One question is, after two years of wearing masks in retail settings, will they be that easy for people to give up? For the most part yes, according to Steve Joordens, a professor of psychology at the University of Toronto Scarborough. He calls it “the great snapback.”

“The way we behaved pre-pandemic was a very natural way for us to behave and there are two forces at play,” says Joordens. “One is we’re very social people. We’re the most social animals on the planet, and so we’re used to interacting with each other and all the non-verbal cues are a big part of that... where we can see someone’s face, we can see their eyes, we can see their mouth. And that’s the way our brain likes things to be.”

Secondly, he says, most people have decades and decades of behaving in a certain way in a grocery store setting. Joordens uses the analogy of a five-year old, which is the emotional, primitive part of the brain (the limbic system) that wants to behave like it always has. The frontal lobes, meanwhile, are like the nanny who’s been saying it’s not safe and you must wear a mask.

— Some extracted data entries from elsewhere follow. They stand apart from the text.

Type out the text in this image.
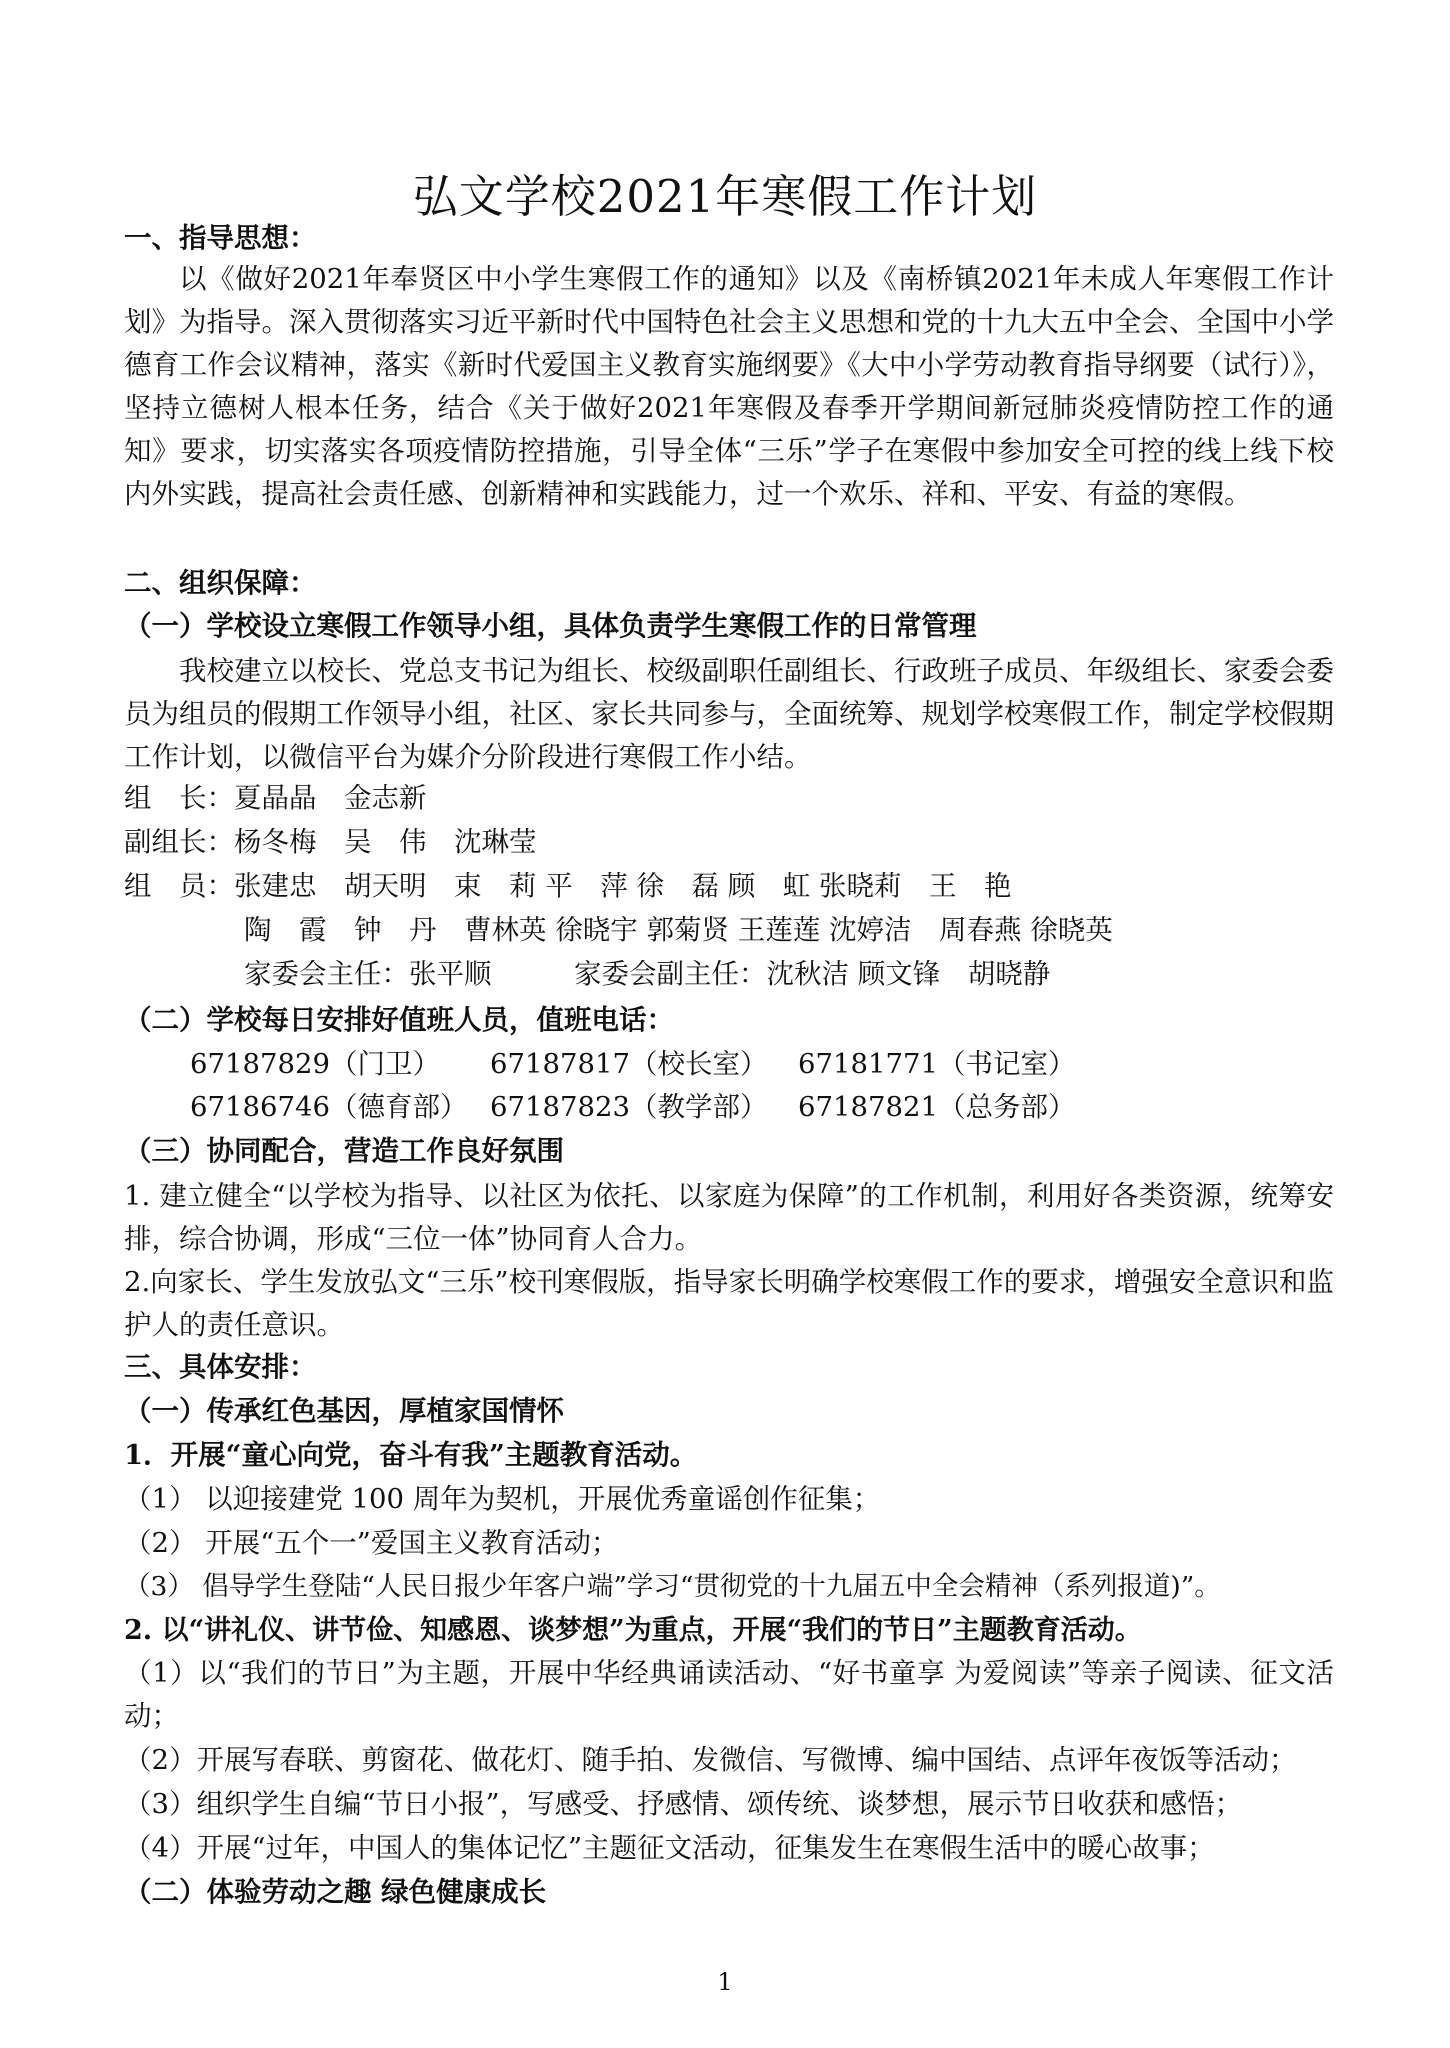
弘文学校2021年寒假工作计划
一、指导思想：
以《做好2021年奉贤区中小学生寒假工作的通知》以及《南桥镇2021年未成人年寒假工作计划》为指导。深入贯彻落实习近平新时代中国特色社会主义思想和党的十九大五中全会、全国中小学德育工作会议精神，落实《新时代爱国主义教育实施纲要》《大中小学劳动教育指导纲要（试行）》，坚持立德树人根本任务，结合《关于做好2021年寒假及春季开学期间新冠肺炎疫情防控工作的通知》要求，切实落实各项疫情防控措施，引导全体“三乐”学子在寒假中参加安全可控的线上线下校内外实践，提高社会责任感、创新精神和实践能力，过一个欢乐、祥和、平安、有益的寒假。
二、组织保障：
（一）学校设立寒假工作领导小组，具体负责学生寒假工作的日常管理
我校建立以校长、党总支书记为组长、校级副职任副组长、行政班子成员、年级组长、家委会委员为组员的假期工作领导小组，社区、家长共同参与，全面统筹、规划学校寒假工作，制定学校假期工作计划，以微信平台为媒介分阶段进行寒假工作小结。
组　长：夏晶晶　金志新
副组长：杨冬梅　吴　伟　沈琳莹
组　员：张建忠　胡天明　束　莉 平　萍 徐　磊 顾　虹 张晓莉　王　艳
陶　霞　钟　丹　曹林英 徐晓宇 郭菊贤 王莲莲 沈婷洁　周春燕 徐晓英
家委会主任：张平顺　　　家委会副主任：沈秋洁 顾文锋　胡晓静
（二）学校每日安排好值班人员，值班电话：
67187829（门卫） 67187817（校长室） 67181771（书记室）
67186746（德育部） 67187823（教学部） 67187821（总务部）
（三）协同配合，营造工作良好氛围
1. 建立健全“以学校为指导、以社区为依托、以家庭为保障”的工作机制，利用好各类资源，统筹安排，综合协调，形成“三位一体”协同育人合力。
2.向家长、学生发放弘文“三乐”校刊寒假版，指导家长明确学校寒假工作的要求，增强安全意识和监护人的责任意识。
三、具体安排：
（一）传承红色基因，厚植家国情怀
1．开展“童心向党，奋斗有我”主题教育活动。
（1） 以迎接建党 100 周年为契机，开展优秀童谣创作征集；
（2） 开展“五个一”爱国主义教育活动；
（3） 倡导学生登陆“人民日报少年客户端”学习“贯彻党的十九届五中全会精神（系列报道)”。
2. 以“讲礼仪、讲节俭、知感恩、谈梦想”为重点，开展“我们的节日”主题教育活动。
（1）以“我们的节日”为主题，开展中华经典诵读活动、“好书童享 为爱阅读”等亲子阅读、征文活动；
（2）开展写春联、剪窗花、做花灯、随手拍、发微信、写微博、编中国结、点评年夜饭等活动；
（3）组织学生自编“节日小报”，写感受、抒感情、颂传统、谈梦想，展示节日收获和感悟；
（4）开展“过年，中国人的集体记忆”主题征文活动，征集发生在寒假生活中的暖心故事；
（二）体验劳动之趣 绿色健康成长
1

“Now the nanny has been taken out of the picture a little bit. People are saying it’s safe out there, politicians are starting to pull back all these restrictions, and suddenly the nanny is losing all of her clout to keep the five year old under wraps,” says Joordens.

Though there may be some trepidation at first, Joordens says most people (aside from those who have real fear) will snap back quickly to how they behaved pre-pandemic. That said, it will likely be a different story for those on the frontlines who, for two years, have been told they're in the line of fire, says Joordens. 

“I don’t know how quickly they will snap back. They have to have a relatively close interaction with everybody who comes through their checkout,” says Joordens. “So, I wouldn’t be surprised that we see them being much more cautious much longer, potentially continuing to wear masks. And I don’t think it would be a bad idea for grocery stores to keep the Plexiglass up for a while.”